Ölünceye kadar bakma sözleşmesinin tanımı 6098 sayılı Türk Borçlar Kanun’unun 611. maddesinde detaylı olarak düzenlenmiştir. Şöyle ki;
Türk Borçlar Kanunu madde 611- Ölünceye kadar bakma sözleşmesi, bakım borçlusunun bakım alacaklısını ölünceye kadar bakıp gözetmeyi, bakım alacaklısının da bir malvarlığını veya bazı malvarlığı değerlerini ona devretme borcunu üstlendiği sözleşmedir. Bakım borçlusu, bakım alacaklısı tarafından mirasçı atanmışsa, ölünceye kadar bakma sözleşmesine miras sözleşmesine ilişkin hükümler uygulanır.
Ölünceye kadar bakma sözleşmesinin devredilemezlik, iflas ve haciz hâlinde uygulanacak usul 6098 sayılı Türk Borçlar Kanun’unda detaylı olarak düzenlenmiştir. Şöyle ki;
Türk Borçlar Kanunu madde 619- Bakım alacaklısı, hakkını başkasına devredemez. Bakım borçlusunun iflası hâlinde bakım alacaklısı, borçlunun ödemekle yükümlü olduğu dönemsel gelirin elde edilebilmesi için ilgili sosyal güvenlik kurumunca ödenmesi gereken anapara değerine eşit bir parayı, iflas masasına alacak kaydettirme hakkını elde eder. Bakım alacaklısı, bu alacağını karşılamak üzere, üçüncü kişilerce borçluya karşı yürütülmekte olan hacze katılabilir.
Ölünceye kadar bakma sözleşmesi, bakım borçlusunun bakım alacaklısını ölünceye kadar bakıp gözetmeyi, bakım alacaklısının da bir malvarlığını veya bazı malvarlığı değerlerini ona devretme borcunu üstlendiği sözleşme olarak tanımlanmaktadır. Ölünceye kadar bakma sözleşmesi, miras sözleşmesi şeklinde yani resmi senet olarak noter kanalıyla, sulh hukuk hâkimi, tapu memuru veya görevlendirilmiş memur önünde yapılmadıkça geçerli kabul edilmemektedir.

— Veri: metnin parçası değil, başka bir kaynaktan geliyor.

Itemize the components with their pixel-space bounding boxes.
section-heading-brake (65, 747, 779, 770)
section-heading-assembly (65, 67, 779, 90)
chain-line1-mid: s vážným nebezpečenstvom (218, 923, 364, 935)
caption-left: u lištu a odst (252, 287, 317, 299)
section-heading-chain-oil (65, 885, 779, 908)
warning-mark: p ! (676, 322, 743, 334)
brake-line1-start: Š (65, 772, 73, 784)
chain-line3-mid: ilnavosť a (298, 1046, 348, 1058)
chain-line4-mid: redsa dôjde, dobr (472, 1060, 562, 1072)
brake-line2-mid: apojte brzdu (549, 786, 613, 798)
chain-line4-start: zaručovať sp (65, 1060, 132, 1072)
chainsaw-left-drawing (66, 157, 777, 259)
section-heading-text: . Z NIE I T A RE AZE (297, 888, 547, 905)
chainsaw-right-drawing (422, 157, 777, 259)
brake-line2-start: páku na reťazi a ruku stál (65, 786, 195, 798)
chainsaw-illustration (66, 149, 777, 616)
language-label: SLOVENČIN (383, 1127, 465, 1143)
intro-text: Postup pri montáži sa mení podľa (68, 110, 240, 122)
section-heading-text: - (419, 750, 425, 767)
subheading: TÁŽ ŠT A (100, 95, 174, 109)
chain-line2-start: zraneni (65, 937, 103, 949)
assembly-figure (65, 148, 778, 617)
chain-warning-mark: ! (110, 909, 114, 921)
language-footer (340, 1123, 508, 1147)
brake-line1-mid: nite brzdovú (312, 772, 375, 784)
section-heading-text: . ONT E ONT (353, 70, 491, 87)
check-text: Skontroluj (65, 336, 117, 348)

Ölünceye kadar bakma sözleşmesinin şekli 6098 sayılı Türk Borçlar Kanun’unun 612. maddesinde detaylı olarak düzenlenmiştir. Şöyle ki;
Türk Borçlar Kanunu madde 612- Ölünceye kadar bakma sözleşmesi, mirasçı atanmasını içermese bile, miras sözleşmesi şeklinde yapılmadıkça geçerli olmaz. Sözleşme, Devletçe tanınmış bir bakım kurumu tarafından yetkili makamların belirlediği koşullara uyularak yapılmışsa, geçerliliği için yazılı şekil yeterlidir. Şeklinde düzenlenmiştir.
Görüldüğü üzere ölünceye kadar bakma sözleşmesinin yapılmasında birtakım şekil şartları getirilmiştir. Bu şartlara uygunluğa dikkat edilmesi halinde ölünceye bakma sözleşmesinin yapılmasında hukuki bir engel bulunmamaktadır.